Lets begin by using the `sqlite3` library to connect to the database

In [3]:
import sqlite3
conn = sqlite3.connect('nyc_schools_single_tb.db')
cursor = conn.cursor()

In [4]:
cursor.execute('SELECT name from sqlite_master where type= "table"')
cursor.fetchall()

[('high_schools',)]

In [5]:
cursor.execute('PRAGMA table_info(high_schools)')
cursor.fetchall()

[(0, 'id', 'INTEGER', 0, None, 0),
 (1, 'dbn', 'TEXT', 0, None, 0),
 (2, 'name', 'TEXT', 0, None, 0),
 (3, 'num_test_takers', 'REAL', 0, None, 0),
 (4, 'reading_avg', 'REAL', 0, None, 0),
 (5, 'math_avg', 'REAL', 0, None, 0),
 (6, 'writing_score', 'REAL', 0, None, 0),
 (7, 'boro', 'TEXT', 0, None, 0),
 (8, 'total_students', 'INTEGER', 0, None, 0),
 (9, 'graduation_rate', 'REAL', 0, None, 0),
 (10, 'attendance_rate', 'REAL', 0, None, 0),
 (11, 'college_career_rate', 'REAL', 0, None, 0)]

### Aggregates

For each of the questions below, use a SQL aggregate function to find the solution. (Note that in the database, the boro column consists of the values "M" for Manhattan, "X" for the Bronx, "K" for Brooklyn, and "Q" for Queens)

* What's the average number of students in Manhattan?

* What's the average attendance in Manhattan?

* What's the largest difference between graduation_rate and college_career_rate?

* What is the highest math_avg in queens

* What is the highest math_avg in manhattan?
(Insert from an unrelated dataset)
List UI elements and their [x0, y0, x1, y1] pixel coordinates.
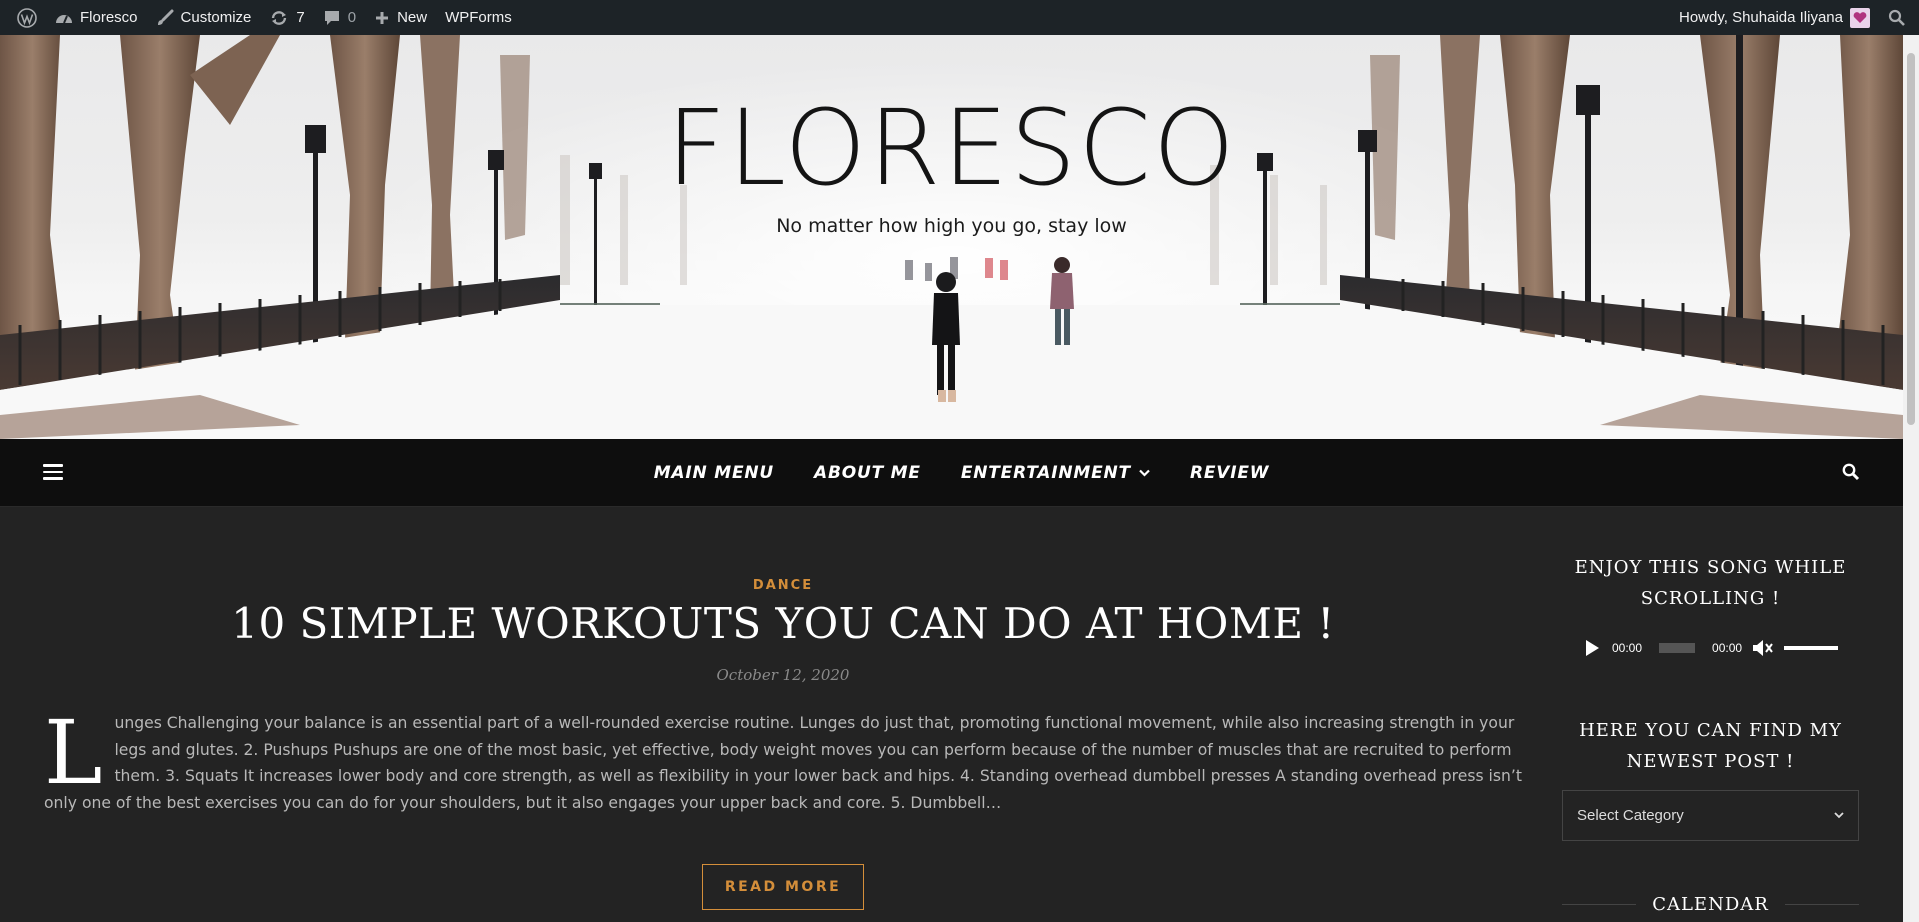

* What is the highest combined score in manhattan?

### Group By

* What's the average number of students in each borough

* What's the average difference between graduation_rate and college_career_rate by borough

* What's the avg college career rate grouped by math_avg scores (Hint: https://stackoverflow.com/questions/30929526/sqlite-group-by-range-of-1000s)

### Conclusion
In this lab, we performed aggregate functions on our data. This allows us to perform mathematical operations on a set of values in our database. We also used the GROUP BY clause, which gave us the ability to perform the aggregate functions on different subsets of the data at once.